Par Michèle Tabarot,
présidente de l'Association Nationale pour la Démocratie Locale
L'année 2015 restera funeste pour la décentralisation et la démocratie de proximité. Que de reculs avons-nous subis à cause des choix d'un gouvernement qui se décharge et se défausse en permanence sur les élus locaux !

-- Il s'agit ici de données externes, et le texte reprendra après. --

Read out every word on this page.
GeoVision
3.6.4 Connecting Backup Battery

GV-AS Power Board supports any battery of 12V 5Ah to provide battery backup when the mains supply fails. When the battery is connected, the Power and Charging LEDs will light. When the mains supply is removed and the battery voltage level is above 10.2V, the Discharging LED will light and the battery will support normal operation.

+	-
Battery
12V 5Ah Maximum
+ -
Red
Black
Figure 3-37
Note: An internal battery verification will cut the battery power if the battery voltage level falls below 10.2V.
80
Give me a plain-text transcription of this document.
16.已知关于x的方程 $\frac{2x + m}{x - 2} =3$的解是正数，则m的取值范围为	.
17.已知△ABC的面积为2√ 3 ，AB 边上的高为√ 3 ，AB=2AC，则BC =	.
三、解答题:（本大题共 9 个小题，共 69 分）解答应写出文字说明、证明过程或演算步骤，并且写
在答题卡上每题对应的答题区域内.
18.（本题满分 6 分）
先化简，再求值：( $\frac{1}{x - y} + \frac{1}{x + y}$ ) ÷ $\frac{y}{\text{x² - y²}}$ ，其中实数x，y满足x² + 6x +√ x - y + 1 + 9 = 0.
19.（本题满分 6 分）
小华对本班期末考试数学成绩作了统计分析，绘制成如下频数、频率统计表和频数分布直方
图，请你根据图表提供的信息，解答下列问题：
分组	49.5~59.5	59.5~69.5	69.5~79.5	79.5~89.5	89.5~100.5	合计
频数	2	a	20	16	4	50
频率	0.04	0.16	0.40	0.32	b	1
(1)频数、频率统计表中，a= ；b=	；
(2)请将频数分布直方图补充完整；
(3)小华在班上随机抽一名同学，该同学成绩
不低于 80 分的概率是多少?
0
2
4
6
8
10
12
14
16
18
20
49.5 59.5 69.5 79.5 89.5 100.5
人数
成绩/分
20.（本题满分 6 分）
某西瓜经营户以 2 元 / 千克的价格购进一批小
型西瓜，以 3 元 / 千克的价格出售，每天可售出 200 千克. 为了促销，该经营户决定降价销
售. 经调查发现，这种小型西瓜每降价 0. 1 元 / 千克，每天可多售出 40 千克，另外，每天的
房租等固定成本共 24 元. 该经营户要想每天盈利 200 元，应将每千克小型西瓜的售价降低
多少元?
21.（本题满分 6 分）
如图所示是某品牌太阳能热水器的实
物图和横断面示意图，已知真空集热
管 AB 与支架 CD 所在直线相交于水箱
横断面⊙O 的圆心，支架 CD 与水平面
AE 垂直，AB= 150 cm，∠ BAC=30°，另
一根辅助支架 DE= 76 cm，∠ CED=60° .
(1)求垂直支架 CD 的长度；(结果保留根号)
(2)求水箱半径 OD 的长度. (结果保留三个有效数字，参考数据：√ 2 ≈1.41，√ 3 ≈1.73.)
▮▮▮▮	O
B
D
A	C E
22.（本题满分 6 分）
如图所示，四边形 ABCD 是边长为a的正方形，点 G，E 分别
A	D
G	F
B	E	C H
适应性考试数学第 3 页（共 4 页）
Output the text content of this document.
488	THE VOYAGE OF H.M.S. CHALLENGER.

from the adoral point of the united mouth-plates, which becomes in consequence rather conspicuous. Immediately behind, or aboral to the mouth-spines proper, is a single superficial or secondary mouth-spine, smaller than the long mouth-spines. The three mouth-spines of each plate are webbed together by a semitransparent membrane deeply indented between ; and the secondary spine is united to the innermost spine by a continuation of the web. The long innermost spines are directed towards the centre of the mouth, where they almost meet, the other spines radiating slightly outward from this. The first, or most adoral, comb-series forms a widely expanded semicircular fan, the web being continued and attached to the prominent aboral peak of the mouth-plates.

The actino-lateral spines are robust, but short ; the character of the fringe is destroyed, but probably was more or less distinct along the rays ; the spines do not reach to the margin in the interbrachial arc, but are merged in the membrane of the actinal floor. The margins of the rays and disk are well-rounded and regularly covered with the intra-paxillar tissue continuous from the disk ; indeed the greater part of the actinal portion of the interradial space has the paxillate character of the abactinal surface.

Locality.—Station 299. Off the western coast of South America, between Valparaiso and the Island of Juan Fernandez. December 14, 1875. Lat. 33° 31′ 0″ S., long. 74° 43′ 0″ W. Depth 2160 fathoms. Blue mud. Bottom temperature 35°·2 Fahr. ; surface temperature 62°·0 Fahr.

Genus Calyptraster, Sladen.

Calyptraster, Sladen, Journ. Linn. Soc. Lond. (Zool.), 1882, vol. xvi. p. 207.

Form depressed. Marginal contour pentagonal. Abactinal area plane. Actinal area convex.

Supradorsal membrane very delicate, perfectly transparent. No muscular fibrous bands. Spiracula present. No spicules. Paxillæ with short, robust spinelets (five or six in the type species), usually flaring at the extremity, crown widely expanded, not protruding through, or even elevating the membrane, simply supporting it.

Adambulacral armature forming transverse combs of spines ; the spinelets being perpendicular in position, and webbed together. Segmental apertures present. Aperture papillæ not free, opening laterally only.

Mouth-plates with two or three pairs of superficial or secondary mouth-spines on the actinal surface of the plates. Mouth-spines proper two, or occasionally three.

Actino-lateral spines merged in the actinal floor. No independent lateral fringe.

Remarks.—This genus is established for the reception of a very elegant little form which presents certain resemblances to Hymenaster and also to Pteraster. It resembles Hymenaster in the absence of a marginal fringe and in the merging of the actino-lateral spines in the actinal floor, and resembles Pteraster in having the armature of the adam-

Les « héritiers » que nous avons vus si prompts à s'émouvoir lors des célébrations autour de François Mitterrand, ces dernières semaines, devraient se rappeler sa célèbre citation : « La France a eu besoin d'un pouvoir fort et centralisé pour se faire. Elle a aujourd'hui besoin d'un pouvoir décentralisé pour ne pas se défaire. »
... qui peut contester aujourd'hui que les lois de 1982 et 1983 ont marqué une formidable évolution pour notre pays en donnant corps à la décentralisation ?
Et pourtant nous assistons à un détricotage minutieux de notre organisation décentralisée, victime quasi impuissante d'un État qui, lui, n'a pas le courage de se réformer.
Alors oui, il est facile de baisser nos dotations, en nous obligeant ainsi à augmenter les impôts à la place de l'État.
Il est facile de nous transférer des compétences non financées en nous disant que c'est à nous de trouver les solutions.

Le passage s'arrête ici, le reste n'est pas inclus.